Скоро Золотинка перестала различать свидетелей, впечатляющая череда их угнетала воображение. Выступали близкие, друзья, но все больше соратники погибших в борьбе с искренем и его последствиями. То было мужественное и скорбное, разложенное на множество голосов повествование, так что, в конце концов, и самые лица сливались, стирались в памяти подробности, даже самые впечатляющие, – оставалось беспросветное чувство вины.

Заседание закончилось только к вечеру, после двух перерывов, один из которых продолжался больше часа. Тупо и оглушенно приняла Золотинка неизбежное: черный песок хлынул, наполнив чашу доверху. Весы перекосились в сторону обвинения.

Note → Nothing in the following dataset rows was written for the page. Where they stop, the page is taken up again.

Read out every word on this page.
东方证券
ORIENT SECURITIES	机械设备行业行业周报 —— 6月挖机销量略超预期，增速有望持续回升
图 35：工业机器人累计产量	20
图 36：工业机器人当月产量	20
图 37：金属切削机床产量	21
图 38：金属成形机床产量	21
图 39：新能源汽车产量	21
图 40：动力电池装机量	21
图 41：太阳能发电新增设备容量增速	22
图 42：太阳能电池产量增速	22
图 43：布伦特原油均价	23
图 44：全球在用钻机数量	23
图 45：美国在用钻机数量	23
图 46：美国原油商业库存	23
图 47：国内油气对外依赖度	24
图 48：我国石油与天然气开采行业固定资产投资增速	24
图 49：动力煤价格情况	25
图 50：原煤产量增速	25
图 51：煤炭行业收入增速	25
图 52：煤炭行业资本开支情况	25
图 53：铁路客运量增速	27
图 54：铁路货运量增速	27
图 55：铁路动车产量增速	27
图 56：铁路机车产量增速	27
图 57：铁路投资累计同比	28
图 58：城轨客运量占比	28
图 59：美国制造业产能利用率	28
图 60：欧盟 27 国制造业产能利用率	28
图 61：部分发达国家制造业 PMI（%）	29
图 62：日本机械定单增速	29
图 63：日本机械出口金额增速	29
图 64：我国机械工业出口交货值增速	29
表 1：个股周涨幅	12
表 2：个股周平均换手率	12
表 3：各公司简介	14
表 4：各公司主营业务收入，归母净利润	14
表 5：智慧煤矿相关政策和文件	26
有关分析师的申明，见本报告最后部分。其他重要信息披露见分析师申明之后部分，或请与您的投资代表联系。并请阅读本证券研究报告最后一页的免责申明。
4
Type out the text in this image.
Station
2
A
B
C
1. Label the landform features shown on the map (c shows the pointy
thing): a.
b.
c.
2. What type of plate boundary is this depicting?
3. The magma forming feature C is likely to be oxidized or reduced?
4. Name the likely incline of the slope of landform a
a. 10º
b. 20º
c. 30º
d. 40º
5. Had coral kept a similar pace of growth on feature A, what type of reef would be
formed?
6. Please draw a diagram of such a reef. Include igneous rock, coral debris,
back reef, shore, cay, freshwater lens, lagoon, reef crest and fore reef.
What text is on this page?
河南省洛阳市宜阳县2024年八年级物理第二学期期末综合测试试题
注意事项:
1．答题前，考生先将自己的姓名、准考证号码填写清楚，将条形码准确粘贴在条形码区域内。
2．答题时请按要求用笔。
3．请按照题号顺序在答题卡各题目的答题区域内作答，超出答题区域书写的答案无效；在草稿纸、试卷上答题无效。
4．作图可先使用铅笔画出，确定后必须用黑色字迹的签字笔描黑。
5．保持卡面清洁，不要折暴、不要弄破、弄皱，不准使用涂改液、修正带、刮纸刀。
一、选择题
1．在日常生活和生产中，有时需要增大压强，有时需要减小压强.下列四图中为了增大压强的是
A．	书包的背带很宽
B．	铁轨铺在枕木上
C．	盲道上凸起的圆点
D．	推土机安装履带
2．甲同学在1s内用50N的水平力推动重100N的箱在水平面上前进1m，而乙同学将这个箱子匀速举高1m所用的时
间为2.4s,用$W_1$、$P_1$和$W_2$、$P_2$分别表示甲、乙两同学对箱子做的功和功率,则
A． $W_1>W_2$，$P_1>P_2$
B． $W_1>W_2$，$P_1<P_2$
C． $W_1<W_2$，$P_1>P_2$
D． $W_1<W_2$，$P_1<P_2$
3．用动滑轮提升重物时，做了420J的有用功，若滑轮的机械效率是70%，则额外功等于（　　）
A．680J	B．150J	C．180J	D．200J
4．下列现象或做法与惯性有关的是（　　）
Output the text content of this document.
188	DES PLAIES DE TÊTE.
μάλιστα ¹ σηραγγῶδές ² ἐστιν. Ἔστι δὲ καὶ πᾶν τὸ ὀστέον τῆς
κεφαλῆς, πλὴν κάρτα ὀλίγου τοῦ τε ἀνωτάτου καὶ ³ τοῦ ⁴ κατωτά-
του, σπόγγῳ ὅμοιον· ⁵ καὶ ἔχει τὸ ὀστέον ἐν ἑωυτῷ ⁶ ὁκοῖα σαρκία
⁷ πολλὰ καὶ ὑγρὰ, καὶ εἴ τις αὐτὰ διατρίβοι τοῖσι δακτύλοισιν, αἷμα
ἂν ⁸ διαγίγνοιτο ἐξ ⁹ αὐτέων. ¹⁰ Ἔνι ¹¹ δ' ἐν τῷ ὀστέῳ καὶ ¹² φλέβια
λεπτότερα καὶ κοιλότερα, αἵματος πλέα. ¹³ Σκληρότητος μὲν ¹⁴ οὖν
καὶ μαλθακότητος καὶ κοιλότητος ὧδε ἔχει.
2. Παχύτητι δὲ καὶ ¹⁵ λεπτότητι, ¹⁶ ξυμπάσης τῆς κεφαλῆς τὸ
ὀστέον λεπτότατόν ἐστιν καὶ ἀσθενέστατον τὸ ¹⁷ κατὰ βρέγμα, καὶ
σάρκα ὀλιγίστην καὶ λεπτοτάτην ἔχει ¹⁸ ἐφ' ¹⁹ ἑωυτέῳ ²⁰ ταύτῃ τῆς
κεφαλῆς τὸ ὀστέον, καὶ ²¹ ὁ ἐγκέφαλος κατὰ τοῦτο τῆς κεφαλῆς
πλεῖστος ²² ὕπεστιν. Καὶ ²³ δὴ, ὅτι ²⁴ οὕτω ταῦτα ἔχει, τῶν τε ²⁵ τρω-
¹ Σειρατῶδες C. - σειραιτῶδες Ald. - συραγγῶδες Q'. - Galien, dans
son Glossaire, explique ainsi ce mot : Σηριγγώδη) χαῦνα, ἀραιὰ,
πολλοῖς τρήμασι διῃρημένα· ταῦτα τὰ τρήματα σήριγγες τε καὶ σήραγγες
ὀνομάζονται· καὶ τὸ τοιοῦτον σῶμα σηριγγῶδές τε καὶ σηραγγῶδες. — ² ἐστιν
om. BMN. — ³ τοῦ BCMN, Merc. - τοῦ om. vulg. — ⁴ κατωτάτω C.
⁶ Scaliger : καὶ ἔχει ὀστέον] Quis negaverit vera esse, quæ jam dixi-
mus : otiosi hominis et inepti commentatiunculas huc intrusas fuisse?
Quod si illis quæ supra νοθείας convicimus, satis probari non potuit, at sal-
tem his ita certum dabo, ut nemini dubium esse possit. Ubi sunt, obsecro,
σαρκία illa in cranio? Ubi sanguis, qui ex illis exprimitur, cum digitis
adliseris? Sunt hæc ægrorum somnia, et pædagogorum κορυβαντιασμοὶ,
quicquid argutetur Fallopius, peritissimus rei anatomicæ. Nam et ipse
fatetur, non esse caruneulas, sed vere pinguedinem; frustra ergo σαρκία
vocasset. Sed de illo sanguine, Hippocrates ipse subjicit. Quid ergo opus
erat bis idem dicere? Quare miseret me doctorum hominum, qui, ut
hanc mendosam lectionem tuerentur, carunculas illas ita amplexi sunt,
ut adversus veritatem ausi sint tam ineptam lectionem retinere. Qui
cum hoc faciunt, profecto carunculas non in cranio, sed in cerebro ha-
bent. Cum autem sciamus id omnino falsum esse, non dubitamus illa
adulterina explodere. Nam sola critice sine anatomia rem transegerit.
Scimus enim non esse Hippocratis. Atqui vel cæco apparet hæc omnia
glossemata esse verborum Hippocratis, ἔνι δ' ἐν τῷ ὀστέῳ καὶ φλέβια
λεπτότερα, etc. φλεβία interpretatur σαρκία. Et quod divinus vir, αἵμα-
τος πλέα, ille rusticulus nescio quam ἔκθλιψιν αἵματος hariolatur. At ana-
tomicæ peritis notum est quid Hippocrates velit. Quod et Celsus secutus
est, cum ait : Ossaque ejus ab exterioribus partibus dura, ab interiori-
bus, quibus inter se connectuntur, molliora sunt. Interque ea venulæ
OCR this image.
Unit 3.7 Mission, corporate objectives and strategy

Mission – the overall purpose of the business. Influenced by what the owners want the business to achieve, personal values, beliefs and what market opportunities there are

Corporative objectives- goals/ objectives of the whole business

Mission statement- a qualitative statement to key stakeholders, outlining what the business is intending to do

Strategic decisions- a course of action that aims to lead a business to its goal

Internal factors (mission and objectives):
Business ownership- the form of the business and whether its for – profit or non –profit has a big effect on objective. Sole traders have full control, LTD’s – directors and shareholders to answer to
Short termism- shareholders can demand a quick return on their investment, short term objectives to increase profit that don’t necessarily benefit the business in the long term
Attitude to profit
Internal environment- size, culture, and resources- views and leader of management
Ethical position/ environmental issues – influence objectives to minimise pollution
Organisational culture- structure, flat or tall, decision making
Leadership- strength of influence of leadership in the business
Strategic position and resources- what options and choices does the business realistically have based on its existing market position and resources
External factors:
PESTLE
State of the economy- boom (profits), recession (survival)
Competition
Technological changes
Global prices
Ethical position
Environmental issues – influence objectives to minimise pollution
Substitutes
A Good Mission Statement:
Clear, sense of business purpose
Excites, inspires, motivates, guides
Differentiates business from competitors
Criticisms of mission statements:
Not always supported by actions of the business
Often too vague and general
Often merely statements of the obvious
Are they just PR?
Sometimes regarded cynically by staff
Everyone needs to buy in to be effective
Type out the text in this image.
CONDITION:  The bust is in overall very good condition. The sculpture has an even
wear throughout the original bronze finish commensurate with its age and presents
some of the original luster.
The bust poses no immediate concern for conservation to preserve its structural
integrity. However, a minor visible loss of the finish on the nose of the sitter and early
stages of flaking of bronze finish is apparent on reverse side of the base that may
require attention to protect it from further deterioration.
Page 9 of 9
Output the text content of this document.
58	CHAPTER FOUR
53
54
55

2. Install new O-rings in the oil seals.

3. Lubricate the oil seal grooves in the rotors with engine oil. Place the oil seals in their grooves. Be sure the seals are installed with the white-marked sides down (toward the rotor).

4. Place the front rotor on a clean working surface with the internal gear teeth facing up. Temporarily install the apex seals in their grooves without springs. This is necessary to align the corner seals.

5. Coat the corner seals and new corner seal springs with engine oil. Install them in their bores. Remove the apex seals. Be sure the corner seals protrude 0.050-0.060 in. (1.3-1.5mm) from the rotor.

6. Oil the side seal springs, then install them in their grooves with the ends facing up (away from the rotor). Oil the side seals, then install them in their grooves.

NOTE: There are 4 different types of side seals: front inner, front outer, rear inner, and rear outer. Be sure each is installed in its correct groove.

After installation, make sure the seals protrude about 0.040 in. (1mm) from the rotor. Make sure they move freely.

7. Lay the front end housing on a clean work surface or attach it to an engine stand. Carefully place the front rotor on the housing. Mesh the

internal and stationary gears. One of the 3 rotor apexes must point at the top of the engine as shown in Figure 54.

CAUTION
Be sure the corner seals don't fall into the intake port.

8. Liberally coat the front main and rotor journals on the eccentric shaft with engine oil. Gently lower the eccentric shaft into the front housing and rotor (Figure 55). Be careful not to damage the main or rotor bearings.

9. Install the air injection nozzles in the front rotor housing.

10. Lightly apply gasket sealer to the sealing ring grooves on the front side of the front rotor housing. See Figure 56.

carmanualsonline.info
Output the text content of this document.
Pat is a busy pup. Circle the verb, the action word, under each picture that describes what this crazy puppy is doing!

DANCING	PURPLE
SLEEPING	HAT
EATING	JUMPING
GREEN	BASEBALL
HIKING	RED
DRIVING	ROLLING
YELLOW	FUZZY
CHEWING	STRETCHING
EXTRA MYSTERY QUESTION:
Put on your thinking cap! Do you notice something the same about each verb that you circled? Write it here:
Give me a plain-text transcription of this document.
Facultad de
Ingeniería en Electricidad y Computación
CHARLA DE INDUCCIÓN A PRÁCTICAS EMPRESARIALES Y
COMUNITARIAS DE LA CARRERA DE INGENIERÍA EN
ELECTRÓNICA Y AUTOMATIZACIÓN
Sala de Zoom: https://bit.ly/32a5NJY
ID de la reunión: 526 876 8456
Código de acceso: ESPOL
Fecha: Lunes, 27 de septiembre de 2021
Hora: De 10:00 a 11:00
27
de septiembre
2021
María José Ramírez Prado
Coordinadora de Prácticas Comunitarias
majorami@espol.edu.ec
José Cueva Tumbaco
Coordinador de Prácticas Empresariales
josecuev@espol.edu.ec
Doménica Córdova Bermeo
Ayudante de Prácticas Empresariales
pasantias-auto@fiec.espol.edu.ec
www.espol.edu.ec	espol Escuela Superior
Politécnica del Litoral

– Утро вечера мудренее! – пытался взбодрить Золотинку Оман, но и сам пребывал в растерянности.

Легла Золотинка рано и заснула тяжелым сном со множеством муторных, словно переходящих в явь, сновидений.

Оман уединился с нею с утра, чтобы обсудить образ действий на последнее оставшееся заседание – оправдательное.

– Хорошего мало. То есть совсем мало. – Вид у Омана был вялый и брезгливый. – И сможешь ли ты сказать? Искренне. Убедительно и страстно. Трогательно, но не теряя достоинства. А под конец подпустить слезу. Как бы не совладав с собой. Но без нарочитости. Сможешь? Уверена ли ты в себе настолько, чтоб меня успокоить?

– Вообще-то до этого недалеко – до слез, – уныло отвечала Золотинка.

Тут она ненароком и сообразила, почему он так переменился за ночь, – к худшему. Поэт все еще пребывал под впечатлением вчерашнего погрома, который учинил обличитель Хрун. И что более всего угнетало его – это быстрая и подавляющая перемена общественного мнения. Он сомневался в себе, он исподволь, вполне бессознательно готовил пути отступления.

Проницательность возвращалась к Золотинке, день ото дня пробуждалась в ней острота взгляда и свежесть мысли – она разгадала Омана мимоходом, без нарочного усилия. Но отступничество это не возмущало ее. Постигнув душевное состояние пигалика, она чувствовала его собственную, внутреннюю правоту. Он отшатнулся от нее вместе с народом – можно ли было ожидать другого? Кто его осудит?

– Слезы… – повторял пигалик в суровой задумчивости, покачиваясь – руки в карманах. – Как хочешь, а без слез ничего не выйдет. Я знаю пигаликов, это легковерный, увлекающийся народ при всей их хваленной трезвости. И знаешь что… – В голосе его и в повадке явилось нечто особенное, как бывает, когда затронута заветная тема. – Я, может быть, хотел бы родиться человеком!